¿Qué pasa cuando mueres… y eres una criptomoneda? Porque últimamente se han producido muertes de este tipo en cifras récord.
La muerte más famosa de una criptomoneda es probablemente TerraUSD, que, junto con su token hermano Luna, cayó de su valor de 1 dólar a 14 centavos en el transcurso de una semana caótica, y luego siguió cayendo a aproximadamente 2 centavos. donde ha permanecido mayoritariamente desde entonces.
Así mueren las monedas. TerraUSD pasó a llamarse USTC y, de vez en cuando, por cualquier motivo, se han realizado transacciones en varias pequeñas fracciones de un dólar. En realidad, nada vale nada y, tecnológicamente hablando, una criptomoneda muerta que todavía se encuentra en una cadena de bloques utilizable a menudo aún se puede transferir en caso de que alguien esté dispuesto a mover un dedo. Pero quizás no haya mejor manera de ilustrar lo que se aprende en el primer minuto de conceptos básicos de economía. Algo que nadie quiere no tiene valor de mercado.
Esa es la muerte económica.
Con eso en mente, un informe reciente de CoinGecko (vía CoinDesk) cube que el cripto reaper ha estado inusualmente ocupado últimamente.
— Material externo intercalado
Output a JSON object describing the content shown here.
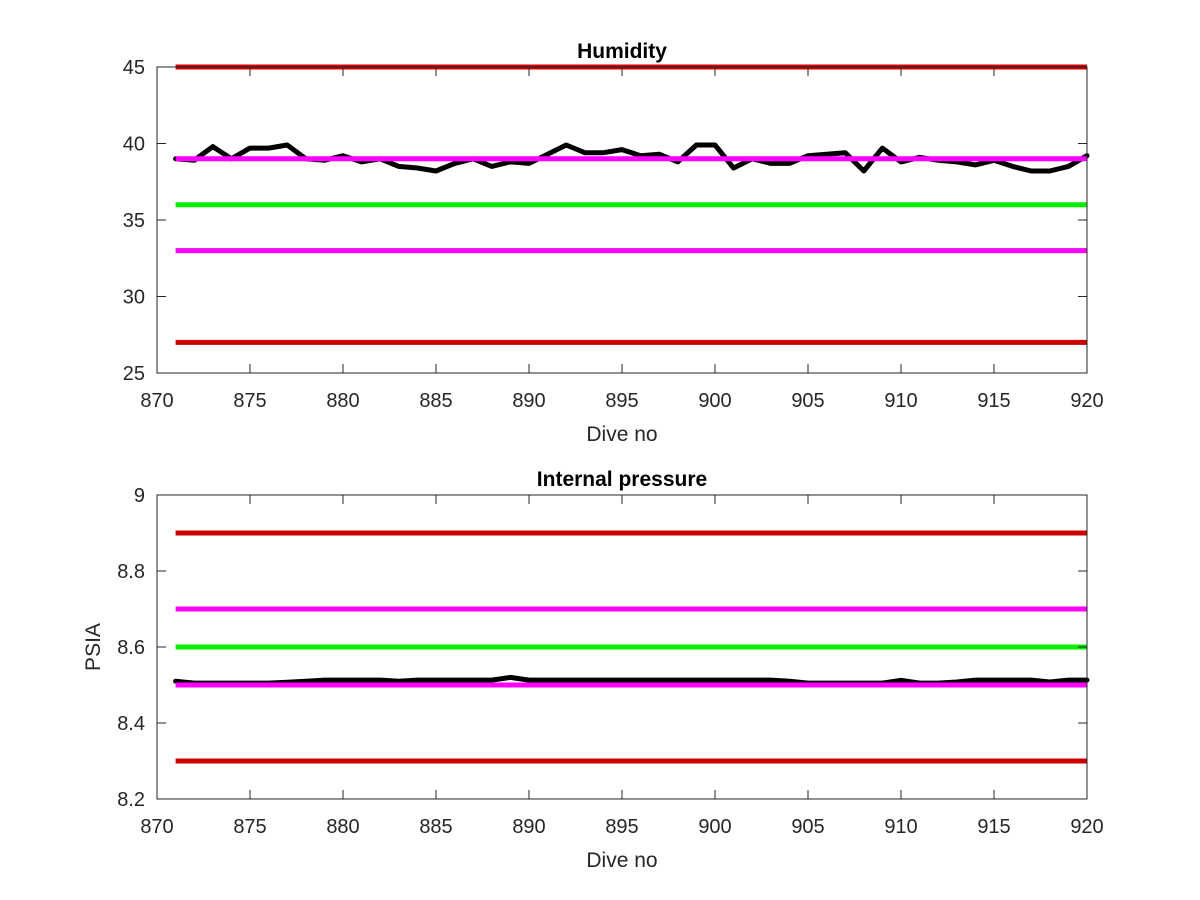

Al observar sus propios registros desde 2021, CoinGecko descubrió que se habían colocado en el mercado 20,2 millones de tokens y que la mayoría (53,2%) ha dejado de comerciar activamente. Están muertos.
Es más, 11,6 millones de fallas de tokens registradas por CoinGecko (86,3%) ocurrieron el año pasado. En otras palabras, 2025 fue una mortandad masiva.
Por cierto, 2025 fue el año en que Pump.enjoyable, un “on line casino social descentralizado” inquietantemente simplista abiertamente dedicado a crear criptomonedas de forma económica y sencilla en el momento, se volvió súper viral. En sus inicios, Pump.enjoyable presentaba a “un tipo que fuma metanfetamina en la transmisión, un abogado borracho que da consejos legales de mierda que degeneran cuanto más dura la transmisión, y un tipo que promete no dormir hasta que su moneda alcance una capitalización de mercado de $ 10 millones”, escribió Matthew Gault en Gizmodo.
Así que no es difícil hacer algunas conjeturas descabelladas sobre cómo se produjeron todas estas muertes de las monedas. Ha sido una period de memecoins de esfuerzo cero, impulsada en parte por un líder de EE. UU. que se describe a sí mismo como el “criptopresidente”.
Las monedas de broma únicas que nunca llegaron con la expectativa de ser una inversión a largo plazo de nadie no mueren exactamente de la misma manera catastrófica que TerraUSD. Simplemente se congelan en cualquier momento en que dejaron de ser divertidos y son abandonados. Sin embargo, cada moneda muerta fue la proverbial bolsa de monedas de alguien en algún momento, y cada cadáver es evidencia de que alguien (tal vez un tonto que fue estafado, pero tal vez solo el creador que tuvo una risa privada) se quedó atrapado sosteniéndola.